Basal Metabolic Rate, also referred to as BMR, is a number value that describes your rate of calorie expenditure under four specific conditions:
(1) After a 12-hour fast (no digestion going on)
(2) After a restful sleep
(3) With no physical exertion, and
(4) No emotional upheaval
Your BMR is generally shown in calories per kilogram of body weight per hour.
In other words...
Another way of saying this is that your Basal Metabolic Rate defines how much energy you need just to stay alive.
To understand the concept of BMR, you need to know that Basal Metabolism is the energy your body needs to do things like breathing, keeping your heart beating, filtering blood, making blood cells, maintaining body temperature and acid-base balance, and all of the other processes that go on inside you, even when you are sleeping.
How much does it take?
It is estimated that 50-60% of the calories you use each day are to support your basal metabolism.
In general, women use a little less than one calorie per kg of body weight per minute, or 23 calories per kg of body weight per day.
Men, as a rule, have a BMR of a little more than one calorie per kg of body weight per minute, or about 24 calories per kg of body weight per day.
How do we use Basal Metabolic Rate?
The value of knowing your BMR is that it helps to determine how many calories you need to maintain weight or, if necessary, to lose weight.
Calorie usage goes up as soon as you start walking around, or if you are upset or stimulated in some way.
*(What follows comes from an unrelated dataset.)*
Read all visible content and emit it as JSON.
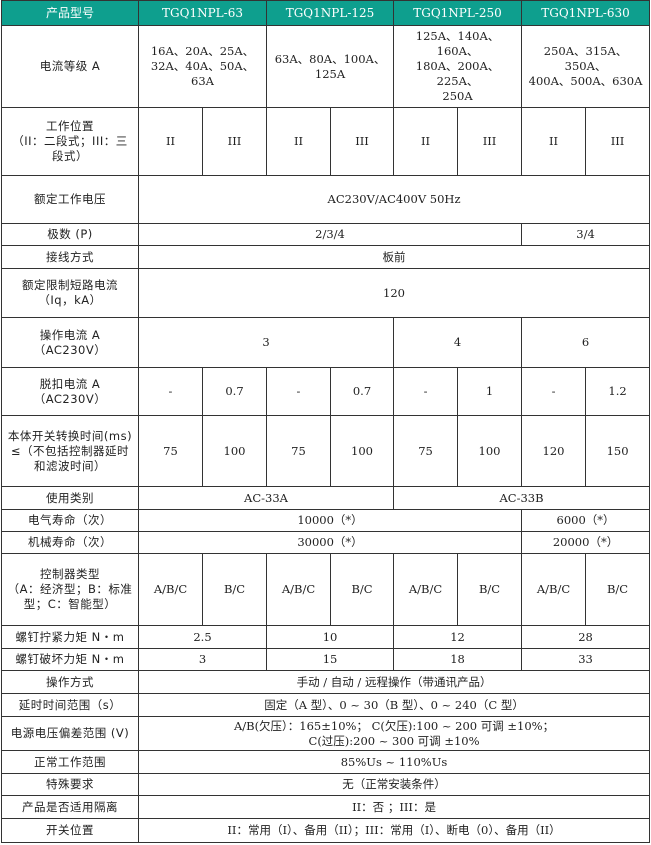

Even the process of digesting food will raise your metabolic rate. If you do vigorous activity, your calorie usage rate will increase even more, at least for a period of time. Knowing this, you can adjust your calorie intake to more closely meet your requirements.
Resting Metabolic Rate
Some nutritionists prefer using the Resting Metabolic Rate,also known as RMR, which is a similar measurement to the BMR, but with less stringent requirements of sleep and food intake. It will be slightly higher than the BMR, but is easier to measure.
Weight Loss Tips
(1) Get a physical check-up to make sure there are no underlying health problems, and discuss with your doctor your plans to lose weight.
(2) Don’t “go on a diet”; instead, make a lifestyle change.
(3) Establish a realistic goal.
(4) Educate yourself about food.
(5) Avoid single food plans and plans that eliminate certain food groups.
(6) Read labels.
(7) Become aware of portions and serving sizes.
(8) Be wary of “low-fat” foods.
(9) Don’t obsess about the number on the scale.
(10) Drink water.
(11) Include fiber-rich foods in your diet.
(12) Eat foods that you like, and try to change your thinking to like foods that are healthy for you.
(13) Get enough sleep.
(14) Be flexible within limits.
(15) If you goof, don’t use it as an excuse to give up.
(16) If you eat when you are sad, bored, happy, or in the throes of any strong emotion, try to come up with alternative pleasures that you can substitute for eating at those times.
(17) Try some behavior modification techniques such as:
--Eating slowly and deliberately, putting your fork down between bites,
--Using a smaller plate,
--Focusing on eating by not doing anything else at the same time,
--Planning what and how much you will eat ahead of time,
--Writing down what you eat in a food diary,
--Changing habits that contribute to poor food choices--such as: taking the route that goes past the fast-food place, or keeping a bag of candy in your car,
--Rewarding yourself with other pleasures besides food,
--Canceling your membership in the “Clean Plate Club”.
(18) Find ways to handle stress.
(19) Smile, laugh and think positively.
(20) Cultivate your spiritual health, through prayer, meditation and spending time thinking about and helping others.